Question

An ellipse intersects the hyperbola $2x^2-2y^2=1$ orthogonally. The eccentricity of the ellipse is the reciprocal of that of hyperbola. If the axis of the ellipse are along the coordinate axis, then

• A. equation of ellipse is $x^2+2y^2=4$
• B. coordinates of foci of ellipse are $(\pm 1,0)$
• C. equation of ellipse is $x^2+2y^2=2$
• D. coordinates of foci of ellipse are $(\pm \sqrt{2},0)$

Answer 1

Answer: (B), (C)

The correct options are
B coordinates of foci of ellipse are $(\pm 1,0)$
C equation of ellipse is $x^2+2y^2=2$

Let equation of the ellipse with eccentricity $e^{\prime }$ be
$\frac{x^2}{a^{\prime 2}}+\frac{y^2}{b^{\prime 2}}=1$

Equation of the the hyperbola is
$2x^2-2y^2=1\Rightarrow x^2-y^2=\frac{1}{2}$
Hence given hyperbola is an rectangular hyperbola
$e=\sqrt{2},a=\frac{1}{\sqrt{2}}$
$\therefore e^{\prime }=\frac{1}{\sqrt{2}}$
We know that if ellipse and hyperbola are intersecting each other orthogonally then thay are confocal .

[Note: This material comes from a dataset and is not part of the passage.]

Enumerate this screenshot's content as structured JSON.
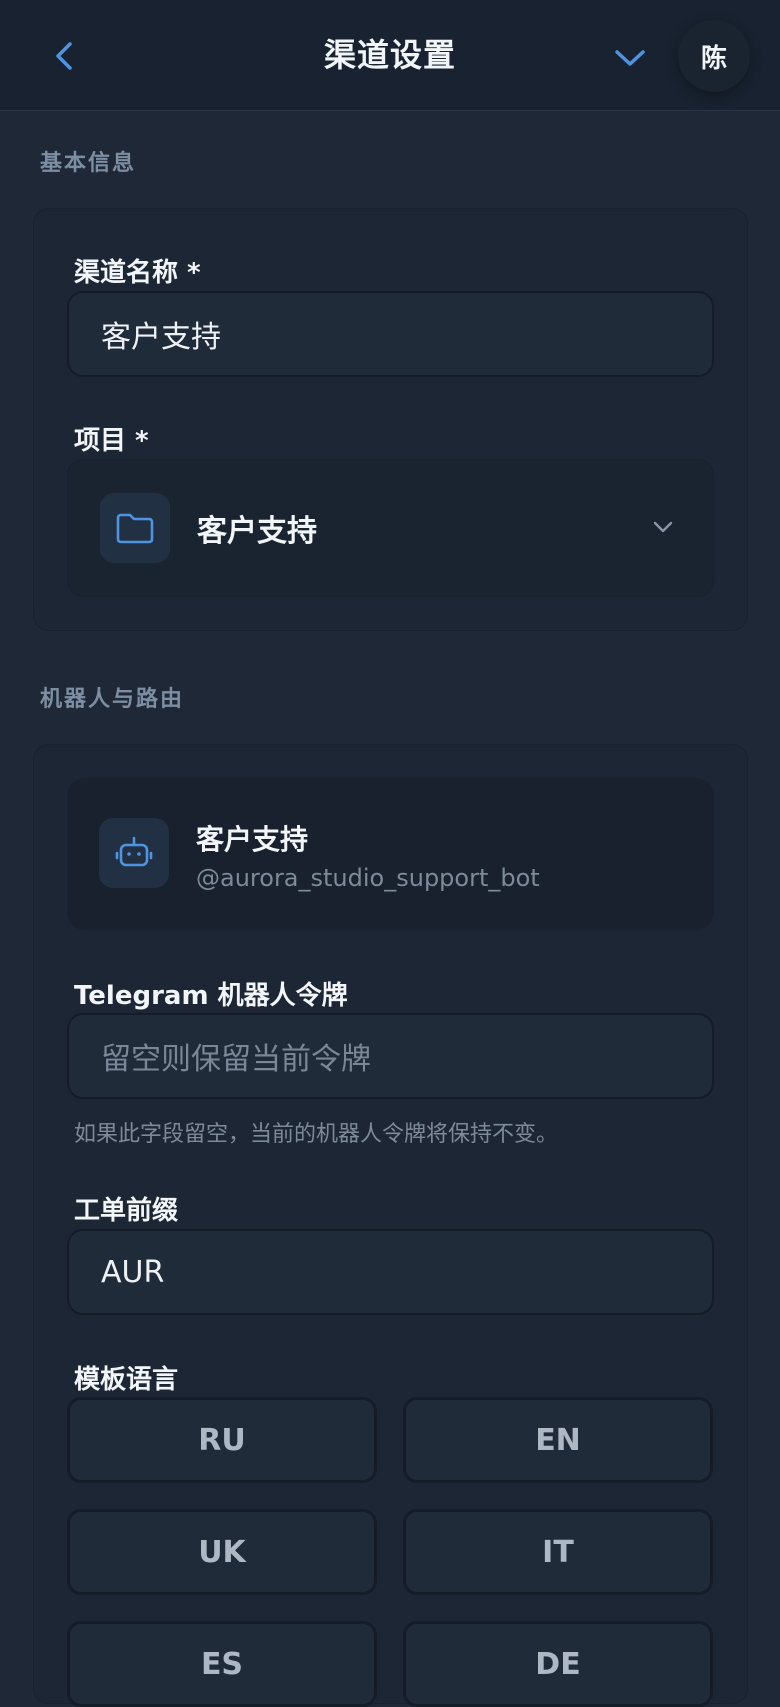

So, Coordinates of foci of the ellipse are
$(\pm a^{\prime }{e}^{\prime },0)\equiv (\pm 1,0)\Rightarrow a^{\prime }=\sqrt{2}$
and $b^{\prime 2}=a^{\prime 2}(1-(e^{\prime }{)}^2)=1$

Hence, equation of the ellipse is
$\frac{x^2}{2}+\frac{y^2}{1}=1\Rightarrow x^2+2y^2=2$